More 2Q24 GDP structure and monthly data on 3Q24 performance

Another busy week in the region, full of data releases. We will continue to see more on the 2Q24 GDP structure across the region (Serbia, Hungary, Slovakia and Romania). So far, Croatia, Czechia and Poland published the GDP breakdown, and private consumption was a key driver of growth. The other significant contribution to GDP growth came from the public sector and quite solid general government consumption. This week, we will also get to see data on the performance of the economies in 3Q24. The August PMIs will already be known on Monday and throughout the week sector performance (retail and industry) in July will be released in several CEE countries. Further, Czechia will publish wage growth in the second quarter, which is an important factor for the monetary policy outlook. Czechia, Slovakia and Slovenia will release July’s trade data. Finally, Poland will hold a rate-setting meeting, but we do not expect any change in the policy rate.

FX market developments

The FX market was quite stable throughout the week and the week-to-week changes were rather marginal.

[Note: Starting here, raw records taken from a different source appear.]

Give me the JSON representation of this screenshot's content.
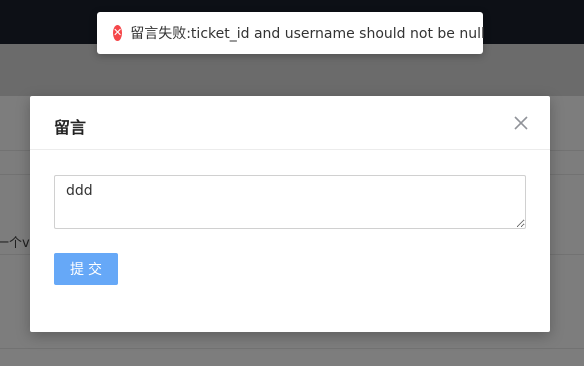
{
  "background": {
    "partial_text": "一个v"
  },
  "toast": {
    "icon": "error-circle-icon",
    "message": "留言失败:ticket_id and username should not be null",
    "color": "#f5474a"
  },
  "modal": {
    "title": "留言",
    "close_icon": "close-icon",
    "textarea_value": "ddd",
    "submit_label": "提交",
    "submit_color": "#66a8f7"
  }
}
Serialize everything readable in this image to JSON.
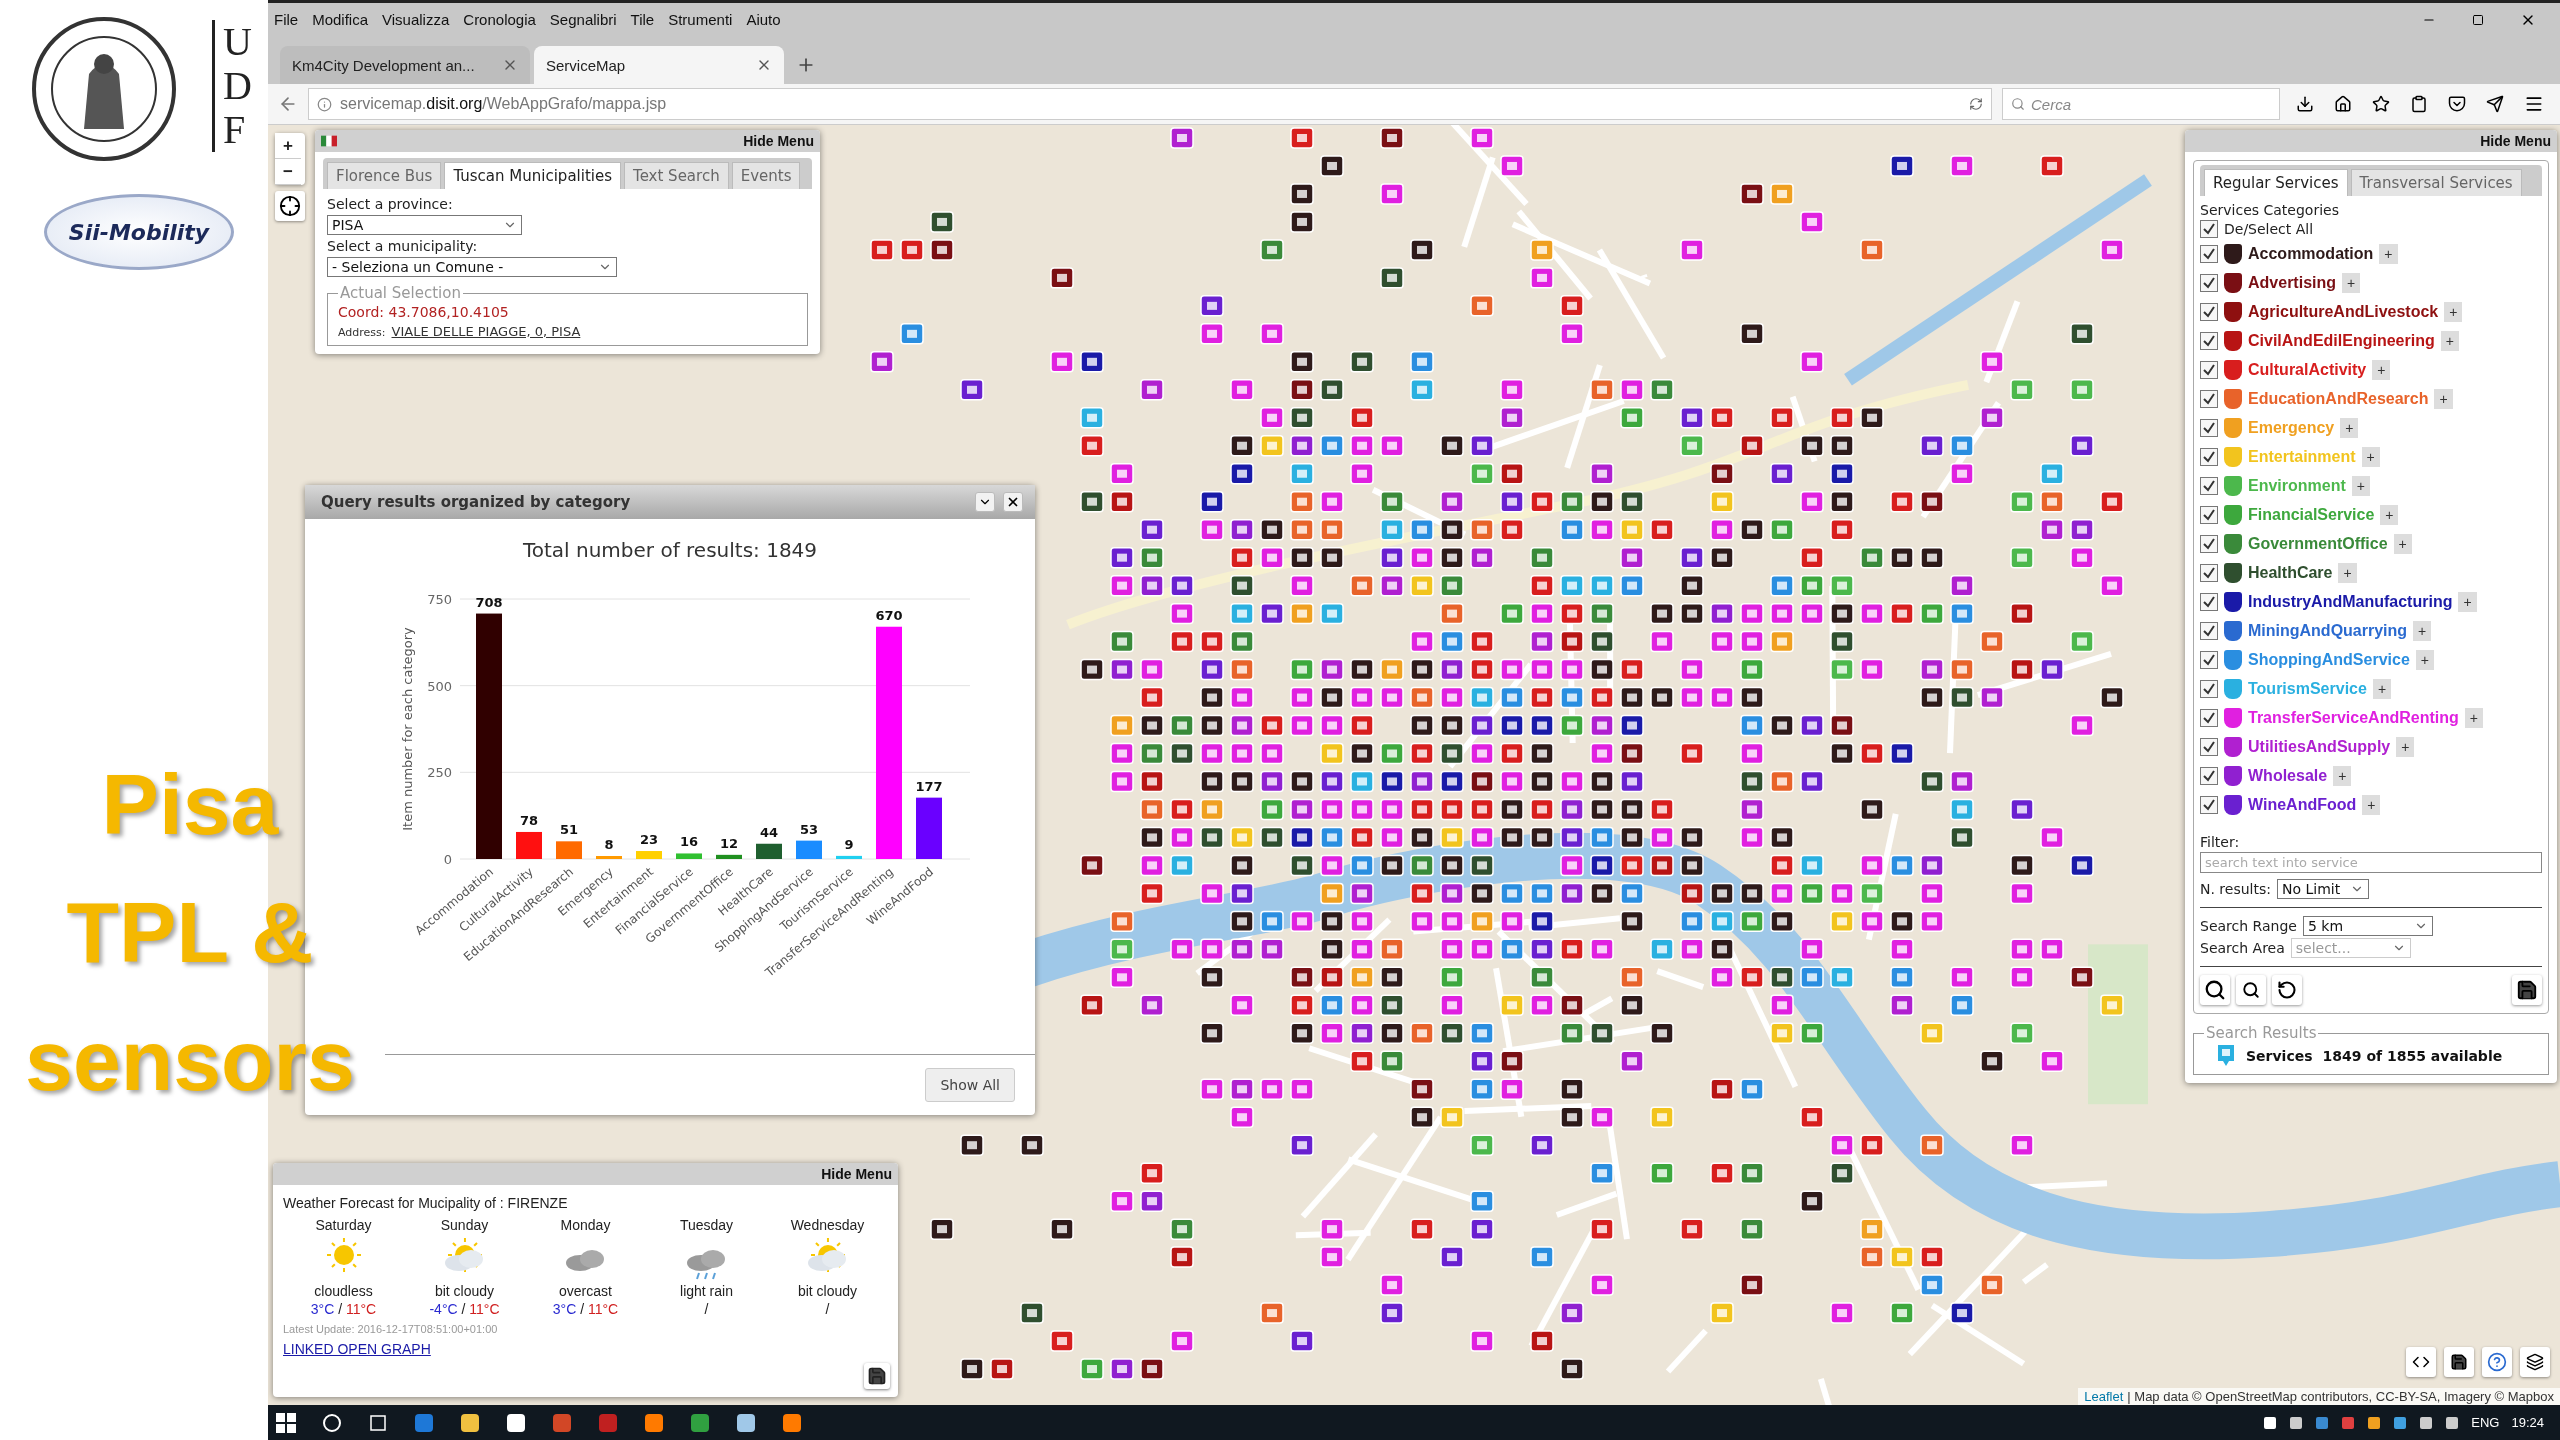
{
  "slide": {
    "university_letters": [
      "U",
      "D",
      "F"
    ],
    "logo_text": "Sii-Mobility",
    "title_lines": [
      "Pisa",
      "TPL &",
      "sensors"
    ]
  },
  "browser": {
    "menu": [
      "File",
      "Modifica",
      "Visualizza",
      "Cronologia",
      "Segnalibri",
      "Tile",
      "Strumenti",
      "Aiuto"
    ],
    "tabs": [
      {
        "title": "Km4City Development an...",
        "selected": false
      },
      {
        "title": "ServiceMap",
        "selected": true
      }
    ],
    "url": {
      "prefix": "servicemap.",
      "domain": "disit.org",
      "path": "/WebAppGrafo/mappa.jsp"
    },
    "search_placeholder": "Cerca"
  },
  "map": {
    "zoom_in": "+",
    "zoom_out": "−",
    "attribution_link": "Leaflet",
    "attribution": "| Map data © OpenStreetMap contributors, CC-BY-SA, Imagery © Mapbox"
  },
  "location_panel": {
    "hide": "Hide Menu",
    "tabs": [
      {
        "label": "Florence Bus",
        "selected": false
      },
      {
        "label": "Tuscan Municipalities",
        "selected": true
      },
      {
        "label": "Text Search",
        "selected": false
      },
      {
        "label": "Events",
        "selected": false
      }
    ],
    "province_label": "Select a province:",
    "province": "PISA",
    "municipality_label": "Select a municipality:",
    "municipality": "- Seleziona un Comune -",
    "selection_legend": "Actual Selection",
    "coord": "Coord: 43.7086,10.4105",
    "address_label": "Address:",
    "address": "VIALE DELLE PIAGGE, 0, PISA"
  },
  "results_panel": {
    "title": "Query results organized by category",
    "button": "Show All",
    "chart_data": {
      "type": "bar",
      "title": "Total number of results: 1849",
      "ylabel": "Item number for each category",
      "categories": [
        "Accommodation",
        "CulturalActivity",
        "EducationAndResearch",
        "Emergency",
        "Entertainment",
        "FinancialService",
        "GovernmentOffice",
        "HealthCare",
        "ShoppingAndService",
        "TourismService",
        "TransferServiceAndRenting",
        "WineAndFood"
      ],
      "series": [
        {
          "color": "#300000",
          "values": [
            708,
            null,
            null,
            null,
            null,
            null,
            null,
            null,
            null,
            null,
            null,
            null
          ]
        },
        {
          "color": "#ff1010",
          "values": [
            null,
            78,
            null,
            null,
            null,
            null,
            null,
            null,
            null,
            null,
            null,
            null
          ]
        },
        {
          "color": "#ff6a00",
          "values": [
            null,
            null,
            51,
            null,
            null,
            null,
            null,
            null,
            null,
            null,
            null,
            null
          ]
        },
        {
          "color": "#ff9a00",
          "values": [
            null,
            null,
            null,
            8,
            null,
            null,
            null,
            null,
            null,
            null,
            null,
            null
          ]
        },
        {
          "color": "#ffd000",
          "values": [
            null,
            null,
            null,
            null,
            23,
            null,
            null,
            null,
            null,
            null,
            null,
            null
          ]
        },
        {
          "color": "#30c030",
          "values": [
            null,
            null,
            null,
            null,
            null,
            16,
            null,
            null,
            null,
            null,
            null,
            null
          ]
        },
        {
          "color": "#209020",
          "values": [
            null,
            null,
            null,
            null,
            null,
            null,
            12,
            null,
            null,
            null,
            null,
            null
          ]
        },
        {
          "color": "#1f5f2f",
          "values": [
            null,
            null,
            null,
            null,
            null,
            null,
            null,
            44,
            null,
            null,
            null,
            null
          ]
        },
        {
          "color": "#1a8cff",
          "values": [
            null,
            null,
            null,
            null,
            null,
            null,
            null,
            null,
            53,
            null,
            null,
            null
          ]
        },
        {
          "color": "#20d0f0",
          "values": [
            null,
            null,
            null,
            null,
            null,
            null,
            null,
            null,
            null,
            9,
            null,
            null
          ]
        },
        {
          "color": "#ff00ff",
          "values": [
            null,
            null,
            null,
            null,
            null,
            null,
            null,
            null,
            null,
            null,
            670,
            null
          ]
        },
        {
          "color": "#6a00ff",
          "values": [
            null,
            null,
            null,
            null,
            null,
            null,
            null,
            null,
            null,
            null,
            null,
            177
          ]
        }
      ],
      "stacked": true,
      "ylim": [
        0,
        750
      ],
      "yticks": [
        0,
        250,
        500,
        750
      ],
      "data_labels": true
    }
  },
  "weather_panel": {
    "hide": "Hide Menu",
    "heading": "Weather Forecast for Mucipality of : FIRENZE",
    "days": [
      {
        "day": "Saturday",
        "kind": "sunny",
        "condition": "cloudless",
        "min": "3°C",
        "sep": "/",
        "max": "11°C"
      },
      {
        "day": "Sunday",
        "kind": "partly",
        "condition": "bit cloudy",
        "min": "-4°C",
        "sep": "/",
        "max": "11°C"
      },
      {
        "day": "Monday",
        "kind": "cloudy",
        "condition": "overcast",
        "min": "3°C",
        "sep": "/",
        "max": "11°C"
      },
      {
        "day": "Tuesday",
        "kind": "rain",
        "condition": "light rain",
        "no_temp": "/"
      },
      {
        "day": "Wednesday",
        "kind": "partly",
        "condition": "bit cloudy",
        "no_temp": "/"
      }
    ],
    "update": "Latest Update: 2016-12-17T08:51:00+01:00",
    "link": "LINKED OPEN GRAPH"
  },
  "services_panel": {
    "hide": "Hide Menu",
    "tabs": [
      {
        "label": "Regular Services",
        "selected": true
      },
      {
        "label": "Transversal Services",
        "selected": false
      }
    ],
    "heading": "Services Categories",
    "select_all": {
      "label": "De/Select All",
      "checked": true
    },
    "categories": [
      {
        "name": "Accommodation",
        "color": "#2e1a1a",
        "checked": true,
        "expand": "+"
      },
      {
        "name": "Advertising",
        "color": "#7a0f14",
        "checked": true,
        "expand": "+"
      },
      {
        "name": "AgricultureAndLivestock",
        "color": "#8e1010",
        "checked": true,
        "expand": "+"
      },
      {
        "name": "CivilAndEdilEngineering",
        "color": "#b81414",
        "checked": true,
        "expand": "+"
      },
      {
        "name": "CulturalActivity",
        "color": "#d81e1e",
        "checked": true,
        "expand": "+"
      },
      {
        "name": "EducationAndResearch",
        "color": "#e8632a",
        "checked": true,
        "expand": "+"
      },
      {
        "name": "Emergency",
        "color": "#f0a020",
        "checked": true,
        "expand": "+"
      },
      {
        "name": "Entertainment",
        "color": "#f2c41e",
        "checked": true,
        "expand": "+"
      },
      {
        "name": "Environment",
        "color": "#4cb84c",
        "checked": true,
        "expand": "+"
      },
      {
        "name": "FinancialService",
        "color": "#3da83d",
        "checked": true,
        "expand": "+"
      },
      {
        "name": "GovernmentOffice",
        "color": "#3a8a3a",
        "checked": true,
        "expand": "+"
      },
      {
        "name": "HealthCare",
        "color": "#2f4f2f",
        "checked": true,
        "expand": "+"
      },
      {
        "name": "IndustryAndManufacturing",
        "color": "#1a1aa8",
        "checked": true,
        "expand": "+"
      },
      {
        "name": "MiningAndQuarrying",
        "color": "#2a6ad0",
        "checked": true,
        "expand": "+"
      },
      {
        "name": "ShoppingAndService",
        "color": "#2a8ee0",
        "checked": true,
        "expand": "+"
      },
      {
        "name": "TourismService",
        "color": "#2ab0e0",
        "checked": true,
        "expand": "+"
      },
      {
        "name": "TransferServiceAndRenting",
        "color": "#e020e0",
        "checked": true,
        "expand": "+"
      },
      {
        "name": "UtilitiesAndSupply",
        "color": "#b020d0",
        "checked": true,
        "expand": "+"
      },
      {
        "name": "Wholesale",
        "color": "#9020d0",
        "checked": true,
        "expand": "+"
      },
      {
        "name": "WineAndFood",
        "color": "#6a20d0",
        "checked": true,
        "expand": "+"
      }
    ],
    "filter_label": "Filter:",
    "filter_placeholder": "search text into service",
    "n_results_label": "N. results:",
    "n_results": "No Limit",
    "range_label": "Search Range",
    "range": "5 km",
    "area_label": "Search Area",
    "area_placeholder": "select...",
    "results_legend": "Search Results",
    "results_name": "Services",
    "results_count": "1849 of 1855 available"
  },
  "taskbar": {
    "language": "ENG",
    "time": "19:24"
  }
}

The Hungarian central bank kept the policy rate unchanged at 6.75%, following the 15-month rate reduction cycle. We see space for some monetary easing until the end of the year, following Vice Governor Virág’s statement that the Hungarian central bank could deliver one or two cuts by year-end (including September). This week, the Polish central bank holds a rate-setting meeting, but we do not expect any change as inflation has increased and Governor Glapinski made it clear that monetary easing will not occur any time soon. In Czechia, the wage growth in the second quarter will be an important release for the monetary policy outlook. Although Governor Michl last week reiterated the need for restrictive monetary policy to avoid the return of inflation, we see space for more rate cuts until the end of the year. Wage growth may be one of the key factors determining whether the key policy rate is at 4% or 3.75% at the end of 2024.

Bond market developments

CEE bond markets exhibited mixed trends last week. The ROMGB yield curve slightly edged down, while CZGB and POLGB yield curves moved up by about 10bp and 15bp w/w, respectively. Slovenia was active in international markets, issuing two tranches of Samurai bonds (3Y and 5Y), both classified as ESG social bonds. Although the total volume was modest (JPY 50bn combined), with this issuance Slovenia has already covered two-thirds of its gross financing needs for the year. Hungary is also considering issuing Samurai bonds worth up to EUR 500mn this autumn as part of its diversification strategy, but the final decision will depend on market conditions. As Hungary approaches its self-imposed 30% limit on the share of FX debt in public debt, it may become more selective and use this limit primarily for maturity extension.